Какую вещь до моего слуха Ты хочешь донести — какую тайную вещь, О блуждающая вода, вечно шепчущая? Конечно, твоя речь будет о ней, Ты, вода, о ты, шепчущий странник, Какое послание ты приносишь?
В этой строфе изысканно модулированная мелодия играется на слогах, составляющих слово «блуждающий» (wandering), точно так же, как в стихотворении, из которого она взята, есть каждое эхо шума вод, смеющихся в солнечных ручьях или стонущих в немых скрытых пещерах. И все же даже здесь было бы тщетно искать причину, почему каждый конкретный звук каждой строки должен быть именно таким и никаким другим. Ибо мелодия не обладает абсолютным господством ни над стихом, ни над прозой; ее законы, которые никогда нельзя игнорировать, скорее запрещают, чем предписывают. Помимо простых постановлений, определяющих место рифмы в стихе и среднее количество слогов или ритмических ударов, встречающихся в строке, где можно найти законы, регулирующие последовательность согласных и гласных от слога к слогу? Те немногие искусственные ограничения, которые стих изобретает для себя, как только они согласованы, необходимая и опасная лицензия составляет остальную часть кодекса. Литература никогда не может соответствовать диктату чистого благозвучия, в то время как грамматика, которая была сформирована не в интересах просодии, а для служения мысли, преграждает путь своими неуклюжими неизменными многосложными словами и монотонным пением своих флексий. С другой стороны, среди сотни способов сказать что-то есть более девяноста, которые забота о благозвучии может разумно запретить. Все, кто сознательно практиковал искусство письма, знают, какая бесконечная и болезненная бдительность нужна для избежания неподходящей или неблагозвучной фразы, как смысл должен быть перебрасываем от выражения к выражению, изувечен и обманут, прежде чем он сможет найти покой в словах.
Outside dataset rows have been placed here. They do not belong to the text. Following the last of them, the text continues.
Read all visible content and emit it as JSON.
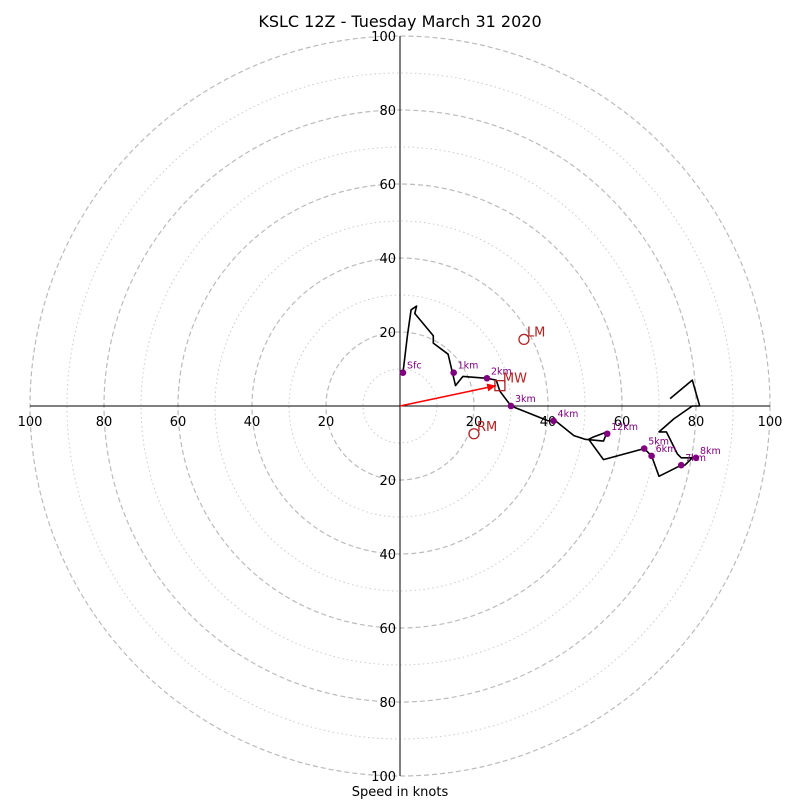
{
  "title": "KSLC 12Z - Tuesday March 31 2020",
  "xlabel": "Speed in knots",
  "chart_data": {
    "type": "hodograph",
    "title": "KSLC 12Z - Tuesday March 31 2020",
    "xlabel": "Speed in knots",
    "range": 100,
    "rings_major": [
      20,
      40,
      60,
      80,
      100
    ],
    "rings_minor": [
      10,
      30,
      50,
      70,
      90
    ],
    "tick_labels": {
      "x": [
        "100",
        "80",
        "60",
        "40",
        "20",
        "20",
        "40",
        "60",
        "80",
        "100"
      ],
      "y_top": [
        "100",
        "80",
        "60",
        "40",
        "20"
      ],
      "y_bottom": [
        "20",
        "40",
        "60",
        "80",
        "100"
      ]
    },
    "trace": [
      [
        0.8,
        9
      ],
      [
        2,
        19
      ],
      [
        3,
        26
      ],
      [
        4.5,
        27
      ],
      [
        4,
        25
      ],
      [
        9,
        19
      ],
      [
        9,
        17
      ],
      [
        13,
        14
      ],
      [
        15,
        5.5
      ],
      [
        17,
        8
      ],
      [
        23.5,
        7.5
      ],
      [
        26,
        7
      ],
      [
        27,
        4
      ],
      [
        30,
        0
      ],
      [
        40,
        -4
      ],
      [
        42,
        -4
      ],
      [
        47,
        -8
      ],
      [
        50,
        -9
      ],
      [
        55,
        -9.5
      ],
      [
        56,
        -7
      ],
      [
        52,
        -8.5
      ],
      [
        51,
        -9
      ],
      [
        55,
        -14.5
      ],
      [
        66,
        -11.5
      ],
      [
        68,
        -13.5
      ],
      [
        70,
        -19
      ],
      [
        76,
        -16
      ],
      [
        77,
        -16
      ],
      [
        79,
        -14
      ],
      [
        80,
        -14
      ],
      [
        76,
        -14
      ],
      [
        75,
        -13
      ],
      [
        72,
        -7
      ],
      [
        70,
        -7
      ],
      [
        74,
        -3.5
      ],
      [
        79,
        0
      ],
      [
        81,
        0
      ],
      [
        79,
        7
      ],
      [
        73,
        2
      ]
    ],
    "height_points": [
      {
        "label": "Sfc",
        "u": 0.8,
        "v": 9
      },
      {
        "label": "1km",
        "u": 14.5,
        "v": 9
      },
      {
        "label": "2km",
        "u": 23.5,
        "v": 7.5
      },
      {
        "label": "3km",
        "u": 30,
        "v": 0
      },
      {
        "label": "4km",
        "u": 41.5,
        "v": -4
      },
      {
        "label": "12km",
        "u": 56,
        "v": -7.5
      },
      {
        "label": "5km",
        "u": 66,
        "v": -11.5
      },
      {
        "label": "6km",
        "u": 68,
        "v": -13.5
      },
      {
        "label": "7km",
        "u": 76,
        "v": -16
      },
      {
        "label": "8km",
        "u": 80,
        "v": -14
      }
    ],
    "motion_markers": [
      {
        "label": "LM",
        "shape": "circle",
        "u": 33.5,
        "v": 18
      },
      {
        "label": "MW",
        "shape": "square",
        "u": 27,
        "v": 5.5
      },
      {
        "label": "RM",
        "shape": "circle",
        "u": 20,
        "v": -7.5
      }
    ],
    "storm_motion_vector": {
      "u": 26,
      "v": 5.5
    },
    "colors": {
      "trace": "#000000",
      "points": "#800080",
      "markers": "#b22222",
      "vector": "#ff0000",
      "rings": "#bbbbbb"
    }
  }
}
Глупое случайное повторение одного широкого гласного; громоздкое повторение частицы; эмфатическая фраза, для которой нельзя найти эмфатического места без дезорганизации структуры периода; дерзкое вторжение в торжественную мысль полета коротких слогов, щебечущих, как стая воробьев; или тот порочный трюк предложений, при котором каждое, не помня о своем положении и обязанностях, стремится имитировать деформации своего предшественника; — это избранные немногие из трудностей, которые природа языка и человека сговариваются возложить на писателя. Он хорошо вознагражден своим умом и слухом, если может победить все такие ловушки и засады, лишившись лишь малой части своего сокровища, возмещенный небрежной щедростью своих грабителей и все еще продолжая петь.